Şimdi Askere Çağrılsam Seve Seve Giderim
Fıtratım itibarıyla bende bazı şeylere karşı hassasiyet çok fazladır. Yaratılışımdan kaynaklanan bu duyarlılığımdan dolayı baskıya ve tahakküme hiç tahammülüm yoktur mesela. Aslında böylesi bir fıtratın askeriyenin genel geçer kaideleri ile kolayca uyum sağlaması oldukça zordur. Çünkü askeriyenin niçinini, nedenini ve hikmetini kavraması zor, yer yer imkansız kaide ve uygulamaları vardır. Sözü geçen kaideleri aklî ve mantıkî ölçülerde bir yere oturtmak ancak bilge kişilerin veya askerî alanda uzman olanların işidir. İsterseniz bunu halk arasında söylenen mesel ile izah edelim: Şeytanın aklı her şeye erdiği halde askerliğe bir türlü ermemiş. Anlayamamış, kavrayamamış onu. Dolayısıyla âteşîn bir fıtratın, hayatının en delikanlı döneminde bu yapı ile uyum sağlaması çok zordur.

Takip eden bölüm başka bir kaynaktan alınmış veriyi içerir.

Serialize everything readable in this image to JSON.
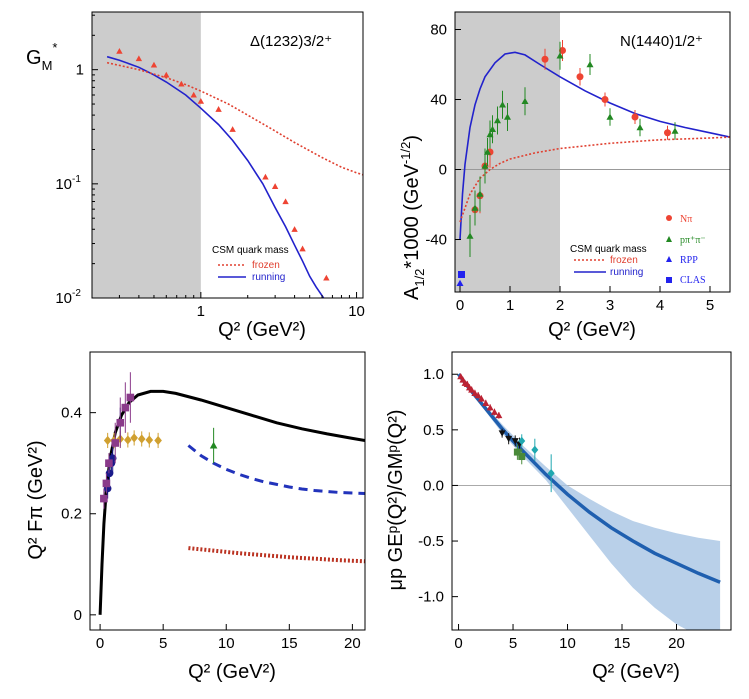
{
  "chart_data": [
    {
      "type": "scatter",
      "panel": "top-left",
      "title": "Δ(1232)3/2⁺",
      "ylabel_main": "G",
      "ylabel_sub": "M",
      "ylabel_sup": "*",
      "xlabel": "Q² (GeV²)",
      "xscale": "log",
      "yscale": "log",
      "xlim": [
        0.2,
        11
      ],
      "ylim": [
        0.01,
        3.2
      ],
      "shaded_x": [
        0.2,
        1.0
      ],
      "xticks": [
        {
          "v": 1,
          "label": "1"
        },
        {
          "v": 10,
          "label": "10"
        }
      ],
      "yticks": [
        {
          "v": 1,
          "label": "1",
          "sup": ""
        },
        {
          "v": 0.1,
          "label": "10",
          "sup": "-1"
        },
        {
          "v": 0.01,
          "label": "10",
          "sup": "-2"
        }
      ],
      "legend": {
        "heading": "CSM quark mass",
        "entries": [
          "frozen",
          "running"
        ]
      },
      "series": [
        {
          "name": "running",
          "kind": "line",
          "color": "#2222cc",
          "dash": "",
          "x": [
            0.25,
            0.3,
            0.4,
            0.5,
            0.6,
            0.8,
            1.0,
            1.3,
            1.6,
            2.0,
            2.5,
            3.0,
            3.5,
            4.0,
            4.5,
            5.0,
            5.5,
            6.0,
            6.3
          ],
          "y": [
            1.3,
            1.21,
            1.05,
            0.9,
            0.78,
            0.6,
            0.46,
            0.33,
            0.24,
            0.16,
            0.1,
            0.062,
            0.042,
            0.029,
            0.021,
            0.0155,
            0.0125,
            0.0105,
            0.0095
          ]
        },
        {
          "name": "frozen",
          "kind": "line",
          "color": "#e04030",
          "dash": "2,2",
          "x": [
            0.25,
            0.4,
            0.6,
            0.8,
            1.0,
            1.5,
            2.0,
            3.0,
            4.0,
            6.0,
            8.0,
            10.0,
            11.0
          ],
          "y": [
            1.15,
            1.0,
            0.85,
            0.74,
            0.65,
            0.5,
            0.4,
            0.29,
            0.23,
            0.17,
            0.14,
            0.125,
            0.12
          ]
        },
        {
          "name": "data",
          "kind": "triangles",
          "color": "#ee4433",
          "x": [
            0.3,
            0.4,
            0.5,
            0.6,
            0.75,
            0.9,
            1.0,
            1.3,
            1.6,
            2.6,
            3.0,
            3.5,
            4.0,
            4.5,
            6.4
          ],
          "y": [
            1.45,
            1.25,
            1.1,
            0.9,
            0.75,
            0.6,
            0.53,
            0.45,
            0.3,
            0.115,
            0.095,
            0.07,
            0.04,
            0.027,
            0.015
          ]
        }
      ]
    },
    {
      "type": "scatter",
      "panel": "top-right",
      "title": "N(1440)1/2⁺",
      "ylabel": "A₁/₂*1000 (GeV⁻¹/²)",
      "ylabel_main": "A",
      "ylabel_sub": "1/2",
      "ylabel_rest": "*1000 (GeV",
      "ylabel_sup": "-1/2",
      "ylabel_end": ")",
      "xlabel": "Q² (GeV²)",
      "xlim": [
        -0.1,
        5.4
      ],
      "ylim": [
        -70,
        90
      ],
      "shaded_x": [
        -0.1,
        2.0
      ],
      "xticks": [
        0,
        1,
        2,
        3,
        4,
        5
      ],
      "yticks": [
        -40,
        0,
        40,
        80
      ],
      "legend": {
        "heading": "CSM quark mass",
        "entries": [
          "frozen",
          "running"
        ]
      },
      "data_legend": [
        {
          "label": "Nπ",
          "color": "#ee4433",
          "marker": "circle"
        },
        {
          "label": "pπ⁺π⁻",
          "color": "#228822",
          "marker": "triangle"
        },
        {
          "label": "RPP",
          "color": "#2222ee",
          "marker": "triangle"
        },
        {
          "label": "CLAS",
          "color": "#2222ee",
          "marker": "square"
        }
      ],
      "series": [
        {
          "name": "running",
          "kind": "line",
          "color": "#2222cc",
          "dash": "",
          "x": [
            0,
            0.05,
            0.1,
            0.2,
            0.3,
            0.4,
            0.5,
            0.7,
            0.9,
            1.1,
            1.3,
            1.6,
            2.0,
            2.5,
            3.0,
            3.5,
            4.0,
            4.5,
            5.0,
            5.4
          ],
          "y": [
            -40,
            -14,
            3,
            24,
            37,
            46,
            53,
            61,
            66,
            67,
            65.5,
            60,
            53,
            45,
            38,
            32,
            27.5,
            24,
            21,
            18.5
          ]
        },
        {
          "name": "frozen",
          "kind": "line",
          "color": "#e04030",
          "dash": "2,2",
          "x": [
            0,
            0.2,
            0.4,
            0.6,
            0.8,
            1.0,
            1.5,
            2.0,
            2.5,
            3.0,
            3.5,
            4.0,
            4.5,
            5.0,
            5.4
          ],
          "y": [
            -30,
            -14,
            -5,
            0,
            3.5,
            6,
            9.5,
            12,
            13.5,
            15,
            16,
            17,
            17.5,
            18,
            18.5
          ]
        },
        {
          "name": "Nπ",
          "kind": "circles",
          "color": "#ee4433",
          "x": [
            0.3,
            0.4,
            0.5,
            0.6,
            1.7,
            2.05,
            2.4,
            2.9,
            3.5,
            4.15
          ],
          "y": [
            -23,
            -15,
            2,
            10,
            63,
            68,
            53,
            40,
            30,
            21
          ],
          "err": [
            8,
            10,
            10,
            9,
            6,
            6,
            5,
            4,
            4,
            4
          ]
        },
        {
          "name": "pπ⁺π⁻",
          "kind": "triangles",
          "color": "#228822",
          "x": [
            0.2,
            0.3,
            0.4,
            0.5,
            0.55,
            0.6,
            0.65,
            0.75,
            0.85,
            0.95,
            1.3,
            2.0,
            2.6,
            3.0,
            3.6,
            4.3
          ],
          "y": [
            -38,
            -22,
            -14,
            2,
            10,
            20,
            23,
            28,
            37,
            30,
            39,
            65,
            60,
            30,
            24,
            22
          ],
          "err": [
            12,
            10,
            10,
            10,
            8,
            8,
            8,
            8,
            8,
            8,
            8,
            8,
            6,
            5,
            5,
            5
          ]
        },
        {
          "name": "RPP",
          "kind": "triangles",
          "color": "#2222ee",
          "x": [
            0.0
          ],
          "y": [
            -65
          ],
          "err": [
            0
          ]
        },
        {
          "name": "CLAS",
          "kind": "squares",
          "color": "#2222ee",
          "x": [
            0.03
          ],
          "y": [
            -60
          ],
          "err": [
            0
          ]
        }
      ]
    },
    {
      "type": "scatter",
      "panel": "bottom-left",
      "ylabel": "Q² Fπ (GeV²)",
      "xlabel": "Q² (GeV²)",
      "xlim": [
        -0.8,
        21
      ],
      "ylim": [
        -0.03,
        0.52
      ],
      "xticks": [
        0,
        5,
        10,
        15,
        20
      ],
      "yticks": [
        0,
        0.2,
        0.4
      ],
      "series": [
        {
          "name": "theory",
          "kind": "line",
          "color": "#000000",
          "dash": "",
          "width": 3,
          "x": [
            0,
            0.15,
            0.3,
            0.5,
            0.8,
            1.2,
            1.7,
            2.3,
            3.0,
            4.0,
            5.0,
            6.0,
            8.0,
            10.0,
            12.0,
            14.0,
            16.0,
            18.0,
            20.0,
            21.0
          ],
          "y": [
            0,
            0.1,
            0.18,
            0.25,
            0.31,
            0.36,
            0.395,
            0.42,
            0.435,
            0.442,
            0.442,
            0.438,
            0.425,
            0.41,
            0.395,
            0.38,
            0.368,
            0.358,
            0.349,
            0.345
          ]
        },
        {
          "name": "dashed",
          "kind": "line",
          "color": "#2233bb",
          "dash": "9,6",
          "width": 3,
          "x": [
            7,
            8,
            9,
            10,
            11,
            12,
            13,
            14,
            15,
            16,
            17,
            18,
            19,
            20,
            21
          ],
          "y": [
            0.335,
            0.315,
            0.3,
            0.288,
            0.278,
            0.27,
            0.263,
            0.258,
            0.253,
            0.249,
            0.246,
            0.244,
            0.242,
            0.241,
            0.24
          ]
        },
        {
          "name": "dotted",
          "kind": "line",
          "color": "#bb3322",
          "dash": "2,2",
          "width": 4,
          "x": [
            7,
            9,
            11,
            13,
            15,
            17,
            19,
            21
          ],
          "y": [
            0.132,
            0.127,
            0.122,
            0.118,
            0.114,
            0.111,
            0.108,
            0.106
          ]
        },
        {
          "name": "gold",
          "kind": "diamonds",
          "color": "#d0a030",
          "x": [
            0.6,
            1.1,
            1.6,
            2.2,
            2.7,
            3.3,
            3.9,
            4.6
          ],
          "y": [
            0.345,
            0.345,
            0.348,
            0.346,
            0.35,
            0.348,
            0.346,
            0.345
          ],
          "err": [
            0.015,
            0.015,
            0.015,
            0.015,
            0.015,
            0.015,
            0.015,
            0.015
          ]
        },
        {
          "name": "navy",
          "kind": "circles",
          "color": "#1a1a8a",
          "x": [
            0.6,
            0.75,
            0.9,
            1.0,
            1.6
          ],
          "y": [
            0.25,
            0.28,
            0.3,
            0.31,
            0.38
          ],
          "err": [
            0.02,
            0.02,
            0.02,
            0.03,
            0.03
          ]
        },
        {
          "name": "purple",
          "kind": "squares",
          "color": "#8a3a8a",
          "x": [
            0.3,
            0.5,
            0.7,
            1.2,
            1.6,
            2.0,
            2.4
          ],
          "y": [
            0.23,
            0.26,
            0.3,
            0.34,
            0.38,
            0.41,
            0.43
          ],
          "err": [
            0.02,
            0.02,
            0.02,
            0.04,
            0.05,
            0.05,
            0.05
          ]
        },
        {
          "name": "green",
          "kind": "triangles",
          "color": "#228822",
          "x": [
            9.0
          ],
          "y": [
            0.335
          ],
          "err": [
            0.035
          ]
        }
      ]
    },
    {
      "type": "scatter",
      "panel": "bottom-right",
      "ylabel": "μp GEᵖ(Q²)/GMᵖ(Q²)",
      "xlabel": "Q² (GeV²)",
      "xlim": [
        -0.6,
        25
      ],
      "ylim": [
        -1.3,
        1.2
      ],
      "xticks": [
        0,
        5,
        10,
        15,
        20
      ],
      "yticks": [
        {
          "v": 1,
          "label": "1.0"
        },
        {
          "v": 0.5,
          "label": "0.5"
        },
        {
          "v": 0,
          "label": "0.0"
        },
        {
          "v": -0.5,
          "label": "-0.5"
        },
        {
          "v": -1,
          "label": "-1.0"
        }
      ],
      "series": [
        {
          "name": "band",
          "kind": "band",
          "color": "#a8c4e4",
          "x": [
            0,
            2,
            4,
            6,
            8,
            10,
            12,
            14,
            16,
            18,
            20,
            22,
            24
          ],
          "low": [
            1.0,
            0.73,
            0.47,
            0.25,
            0.05,
            -0.2,
            -0.45,
            -0.7,
            -0.92,
            -1.1,
            -1.25,
            -1.35,
            -1.42
          ],
          "high": [
            1.0,
            0.77,
            0.55,
            0.35,
            0.17,
            0.0,
            -0.12,
            -0.23,
            -0.32,
            -0.38,
            -0.43,
            -0.47,
            -0.5
          ]
        },
        {
          "name": "central",
          "kind": "line",
          "color": "#1f5faf",
          "dash": "",
          "width": 3.5,
          "x": [
            0,
            1,
            2,
            3,
            4,
            5,
            6,
            7,
            8,
            9,
            10,
            12,
            14,
            16,
            18,
            20,
            22,
            24
          ],
          "y": [
            1.0,
            0.87,
            0.75,
            0.63,
            0.51,
            0.4,
            0.3,
            0.2,
            0.1,
            0.01,
            -0.08,
            -0.24,
            -0.38,
            -0.5,
            -0.61,
            -0.7,
            -0.79,
            -0.87
          ]
        },
        {
          "name": "red",
          "kind": "triangles",
          "color": "#bb2233",
          "x": [
            0.2,
            0.4,
            0.6,
            0.8,
            1.0,
            1.2,
            1.5,
            1.8,
            2.1,
            2.5,
            2.9,
            3.3,
            3.7
          ],
          "y": [
            0.98,
            0.95,
            0.92,
            0.91,
            0.88,
            0.86,
            0.83,
            0.81,
            0.78,
            0.74,
            0.7,
            0.66,
            0.63
          ],
          "err": [
            0.02,
            0.02,
            0.02,
            0.03,
            0.03,
            0.03,
            0.03,
            0.03,
            0.03,
            0.03,
            0.03,
            0.03,
            0.03
          ]
        },
        {
          "name": "black",
          "kind": "invtriangles",
          "color": "#111111",
          "x": [
            4.0,
            4.6,
            5.2,
            5.6
          ],
          "y": [
            0.47,
            0.42,
            0.4,
            0.37
          ],
          "err": [
            0.04,
            0.05,
            0.05,
            0.06
          ]
        },
        {
          "name": "green",
          "kind": "squares",
          "color": "#4a8a3a",
          "x": [
            5.4,
            5.8
          ],
          "y": [
            0.3,
            0.26
          ],
          "err": [
            0.07,
            0.07
          ]
        },
        {
          "name": "teal",
          "kind": "diamonds",
          "color": "#20a8b0",
          "x": [
            5.8,
            7.0,
            8.5
          ],
          "y": [
            0.4,
            0.32,
            0.11
          ],
          "err": [
            0.06,
            0.1,
            0.17
          ]
        }
      ]
    }
  ]
}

Bunlara, yirmi yaşında bir genç de olsa sahip olduğu inanç; inanç ağırlıklı o güne kadar almış olduğu eğitim ve öğretim; akıl, mantık ve hikmet telakkisi ve hepsinin ötesinde hayat felsefesi ve yaşama şeklini ilave ederseniz bu gencin askeriye ile ortak paydası neredeyse yok denecek kadar azdır.
Ama bütün bu gerçeklere rağmen ben askerlik sürem içinde hiçbir şeye itiraz etmedim, hiç şikayette bulunmadım. Zor gelmedi diyemem ama hiç yılmadım, küsmedim, darılmadım. Bir vaaz sonrası komutanım terhisime bir ay kala beni yanına çağırdı ve “Seni terhis ediyorum” dedi; dedi ama ben sevindiğimi hatırlamıyorum.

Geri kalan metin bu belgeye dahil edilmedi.